Harbor Installation Guide: Building a Professional Private Registry for DevOps

Docker tutorial - IT technology blog
Docker tutorial - IT technology blog

When Docker Hub is No Longer “Free and Unlimited”

A phone call at 2 AM usually signals a serious incident. My company’s CI/CD pipeline suddenly stopped with a 429 Too Many Requests error. In reality, Docker Hub has tightened its limits: free accounts are restricted to 100-200 pulls every 6 hours. When a K8s system scales up to 20-30 nodes, this limit disappears in the blink of an eye.

Moreover, storing images containing company core code on a public cloud always carries data leak risks. If you want full control over your infrastructure without depending on third parties, building a Private Docker Registry is an essential step. Instead of using the basic default Registry, Harbor is the most comprehensive solution I’ve ever deployed.

Why Harbor is the Top Choice for Enterprises?

Harbor is more than just an image repository; it’s an Artifact ecosystem manager (including Helm Charts). Here are the reasons why Harbor stands out:

  • Intuitive Interface: Manage everything via Web UI—no more “blindly” typing commands to check every layer.
  • Granular RBAC: You can restrict the Dev team to pull-only, while the DevOps/CI-CD team has push permissions.
  • Vulnerability Scanning with Trivy: Automatically detect outdated libraries or CVEs (Common Vulnerabilities and Exposures) as soon as an image is pushed.
  • Retention Policies: Automatically delete old images after 30 days or keep only the 5 latest versions to save storage space.

Infrastructure Preparation: Don’t Skimp on RAM

In terms of infrastructure, Harbor runs several sub-services (PostgreSQL, Redis, Core, Jobservice). I recommend using a VPS with at least 2 CPUs and 4GB RAM. However, if you enable continuous vulnerability scanning, upgrade to 8GB RAM to prevent system hangs due to Out Of Memory (OOM) errors.

Ensure Docker is already installed. Currently, Docker Compose v2 (the docker compose command without a hyphen) has become the standard.
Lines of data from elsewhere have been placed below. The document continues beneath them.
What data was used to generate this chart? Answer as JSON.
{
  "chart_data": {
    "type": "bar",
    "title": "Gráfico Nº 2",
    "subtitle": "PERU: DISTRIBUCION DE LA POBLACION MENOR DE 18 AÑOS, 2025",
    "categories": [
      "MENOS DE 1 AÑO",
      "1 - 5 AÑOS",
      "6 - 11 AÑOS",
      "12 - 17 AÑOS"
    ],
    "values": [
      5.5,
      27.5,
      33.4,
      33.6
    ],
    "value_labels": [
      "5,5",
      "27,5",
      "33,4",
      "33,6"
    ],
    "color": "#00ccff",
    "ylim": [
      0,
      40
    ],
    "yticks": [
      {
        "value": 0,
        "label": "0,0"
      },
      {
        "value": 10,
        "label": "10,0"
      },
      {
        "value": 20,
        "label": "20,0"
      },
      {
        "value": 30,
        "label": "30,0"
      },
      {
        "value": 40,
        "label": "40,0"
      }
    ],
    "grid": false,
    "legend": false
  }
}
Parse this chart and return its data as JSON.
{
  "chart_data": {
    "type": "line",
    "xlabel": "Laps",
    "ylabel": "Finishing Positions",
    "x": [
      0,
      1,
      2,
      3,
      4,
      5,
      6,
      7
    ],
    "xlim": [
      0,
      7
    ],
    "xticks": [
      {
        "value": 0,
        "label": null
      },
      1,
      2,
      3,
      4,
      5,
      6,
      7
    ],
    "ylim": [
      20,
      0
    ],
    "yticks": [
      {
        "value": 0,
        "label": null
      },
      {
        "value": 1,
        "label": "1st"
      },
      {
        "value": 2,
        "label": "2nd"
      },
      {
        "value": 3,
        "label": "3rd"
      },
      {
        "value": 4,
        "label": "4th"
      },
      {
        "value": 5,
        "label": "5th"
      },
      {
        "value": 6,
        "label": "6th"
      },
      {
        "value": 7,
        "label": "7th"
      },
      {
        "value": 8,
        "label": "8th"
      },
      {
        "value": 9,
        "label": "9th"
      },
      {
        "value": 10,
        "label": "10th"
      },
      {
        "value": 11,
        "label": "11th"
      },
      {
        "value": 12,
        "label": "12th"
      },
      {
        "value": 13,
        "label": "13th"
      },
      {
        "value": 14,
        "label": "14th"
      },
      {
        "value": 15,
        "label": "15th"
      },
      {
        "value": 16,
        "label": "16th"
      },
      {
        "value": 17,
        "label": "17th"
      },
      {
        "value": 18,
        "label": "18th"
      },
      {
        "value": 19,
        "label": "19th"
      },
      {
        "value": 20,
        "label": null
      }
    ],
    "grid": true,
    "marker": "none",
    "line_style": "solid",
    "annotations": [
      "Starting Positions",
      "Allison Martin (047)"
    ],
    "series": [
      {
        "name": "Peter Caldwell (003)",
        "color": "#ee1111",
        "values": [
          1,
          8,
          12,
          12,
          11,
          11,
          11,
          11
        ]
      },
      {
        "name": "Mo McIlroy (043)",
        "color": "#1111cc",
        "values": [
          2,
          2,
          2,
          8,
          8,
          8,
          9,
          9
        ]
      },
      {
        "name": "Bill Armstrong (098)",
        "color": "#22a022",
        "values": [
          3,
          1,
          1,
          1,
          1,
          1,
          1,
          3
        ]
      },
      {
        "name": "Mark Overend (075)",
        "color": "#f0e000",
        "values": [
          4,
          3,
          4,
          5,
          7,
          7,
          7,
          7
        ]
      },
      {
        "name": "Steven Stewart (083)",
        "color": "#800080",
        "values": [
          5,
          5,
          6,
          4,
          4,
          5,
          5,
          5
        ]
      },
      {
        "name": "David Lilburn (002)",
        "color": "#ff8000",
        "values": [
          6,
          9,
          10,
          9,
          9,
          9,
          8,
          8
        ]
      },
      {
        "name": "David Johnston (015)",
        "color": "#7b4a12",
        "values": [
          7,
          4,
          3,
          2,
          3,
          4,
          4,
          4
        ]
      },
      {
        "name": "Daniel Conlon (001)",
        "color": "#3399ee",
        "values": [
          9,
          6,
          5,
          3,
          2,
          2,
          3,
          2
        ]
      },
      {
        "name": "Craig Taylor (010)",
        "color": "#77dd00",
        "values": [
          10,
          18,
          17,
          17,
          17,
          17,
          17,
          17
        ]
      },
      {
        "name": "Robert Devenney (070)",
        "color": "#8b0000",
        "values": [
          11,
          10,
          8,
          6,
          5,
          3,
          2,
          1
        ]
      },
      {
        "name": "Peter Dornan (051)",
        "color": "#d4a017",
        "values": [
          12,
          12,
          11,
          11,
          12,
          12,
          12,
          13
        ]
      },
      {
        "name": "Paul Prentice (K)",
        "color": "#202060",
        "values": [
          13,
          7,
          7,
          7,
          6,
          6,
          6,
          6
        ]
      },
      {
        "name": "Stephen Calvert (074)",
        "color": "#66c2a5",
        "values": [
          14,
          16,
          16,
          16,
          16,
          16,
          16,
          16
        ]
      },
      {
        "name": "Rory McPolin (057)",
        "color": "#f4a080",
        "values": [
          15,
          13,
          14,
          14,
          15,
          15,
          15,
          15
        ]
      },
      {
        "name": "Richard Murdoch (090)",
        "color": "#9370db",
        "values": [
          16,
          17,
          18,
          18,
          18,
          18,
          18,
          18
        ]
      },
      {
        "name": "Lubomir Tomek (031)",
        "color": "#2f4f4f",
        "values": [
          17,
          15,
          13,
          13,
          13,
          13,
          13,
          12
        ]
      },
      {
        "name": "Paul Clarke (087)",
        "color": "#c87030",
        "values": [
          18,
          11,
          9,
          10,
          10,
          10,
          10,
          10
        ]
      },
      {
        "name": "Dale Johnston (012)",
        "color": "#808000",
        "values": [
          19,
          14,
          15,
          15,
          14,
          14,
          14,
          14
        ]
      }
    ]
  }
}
Switching to v2 makes container management much smoother and more stable.

# Check Docker Compose version
docker compose version

Detailed Harbor Installation Steps

Step 1: Download the Installer

I prefer using the Online Installer to save initial download bandwidth; the system will automatically pull necessary images while running the script.

wget https://github.com/goharbor/harbor/releases/download/v2.9.0/harbor-online-installer-v2.9.0.tgz
tar xvzf harbor-online-installer-v2.9.0.tgz
cd harbor

Step 2: Configure the harbor.yml File

The key lies in the configuration file. Copy the template and edit the important parameters:

cp harbor.yml.tmpl harbor.yml
nano harbor.yml

Note the following lines:

  • hostname: Enter your domain (e.g., hub.itfromzero.com).
  • https: Docker requires secure connections by default. If you use Nginx Proxy Manager or Cloudflare in front, disable HTTPS in this file to let the Proxy handle SSL, simplifying the configuration.
  • data_volume: Where images are stored. Ensure this partition has at least 50-100GB of free space.

Step 3: Activate Security Features

Don’t just install a “plain” Harbor. Integrate Trivy to turn your Registry into a security fortress:

sudo ./install.sh --with-trivy

This process takes about 5 minutes. When the terminal displays a success message, you can access the admin interface.

Real-world Operation: Pushing Images and Scanning for Vulnerabilities

After logging in, create a new Project immediately instead of using the public one. Don’t forget to enable “Automatically scan images on push”. This feature helps you sleep better knowing that any image with vulnerabilities will be flagged immediately.

Pushing Images from a Local Machine

First, you need to authenticate with your private registry:

docker login hub.itfromzero.com

# Tag the image according to Harbor's structure
docker tag my-app:latest hub.itfromzero.com/itfromzero-project/my-app:v1

# Push the image to the system
docker push hub.itfromzero.com/itfromzero-project/my-app:v1

If your image contains old libraries like an outdated OpenSSL, Harbor will display a red warning right on the Dashboard. This is extremely useful for requiring Devs to fix code before deploying to Production.

Troubleshooting Tips

The most common issue is disk space exhaustion. Every time a new image is built, old layers still exist as “untagged”. Go to Administration -> Garbage Collection and set a weekly schedule to free up space.

If you encounter the x509: certificate signed by unknown authority error due to using self-signed SSL, you need to declare the Registry in the Docker configuration file on the client machine:

# Edit /etc/docker/daemon.json
{
  "insecure-registries" : ["hub.itfromzero.com"]
}

Then, run systemctl restart docker to apply the changes.

Conclusion

Deploying Harbor is a worthy investment for any DevOps team looking to go professional. You not only save on bandwidth costs but also gain full ownership of your data. Although initial SSL configuration and resource optimization take some effort, the stability and security Harbor provides are indisputable.